Of course, it seems that Batman may very well be playing along, keeping his suspicions to himself. The parasite takes off with Firestorm in toe, so Batman, Blue Beetle, and Flag chase after them. They’re eventually forced to pull back however as Firestorm takes out Parasite and flies off. The rest of the issue deals with Zastrow and that Rocket Red from earlier, but the Squad drops out of the story as Firestorm flies away. Our last moment with Flag has him noting his respect for Batman and how he wishes he worked for heroes like him. He also hopes he never comes to blows with the Caped Crusader, which is a bit of foreshadowing for later.

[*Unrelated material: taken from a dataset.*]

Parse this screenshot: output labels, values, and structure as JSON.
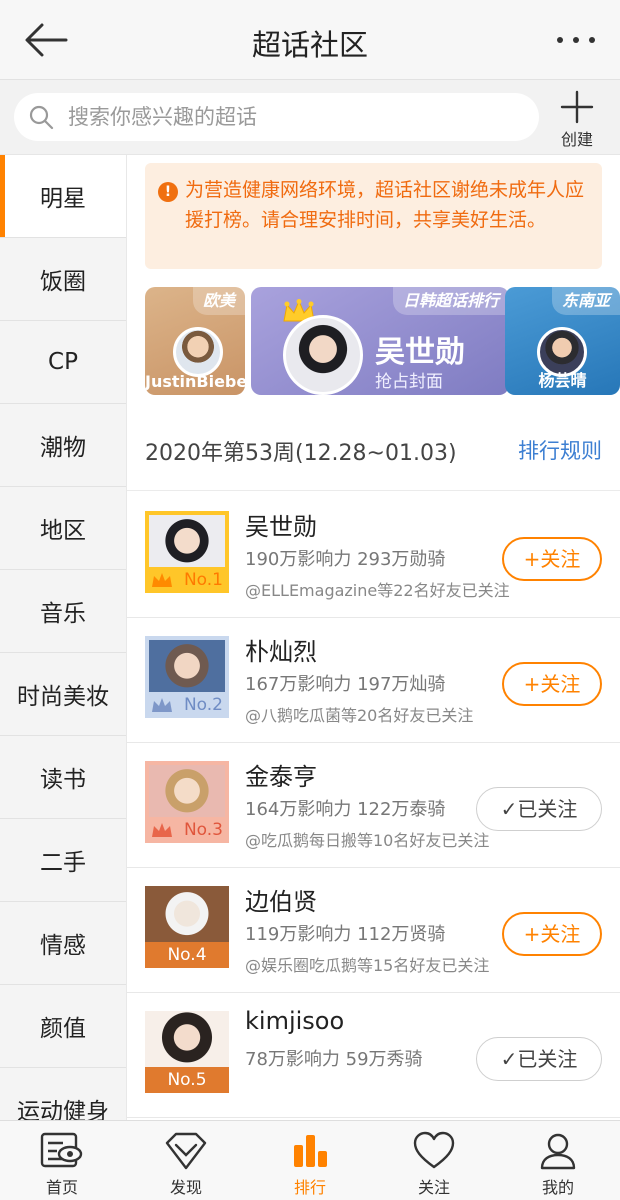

So that’s our story. It’s one where the Squad is very much not the focus. It is Firestorm’s story after all and he gets the spotlight. But there are still fun moments for the Squad in here, particularly Flag who gets great interplay with Batman as he tries to keep his cover. That’s a really fun conceit for a Suicide Squad crossover and it is easily the greatest part of these two issues. But the bulk of this story isn’t about that. What we get here is more just classic fun crossover matchups. The only downside really is that most of these matchups aren’t Squad related. Killer Frost and Multiplex aren’t on Ostrander’s Squad again.

So really the Squad is here in part to justify matchups between the JLI and Firestorms rogues gallery. It’s a fun story and Ostrander and co do a good job creating a fun action comic. Just don’t expect the same level of quality as the other Squad stories.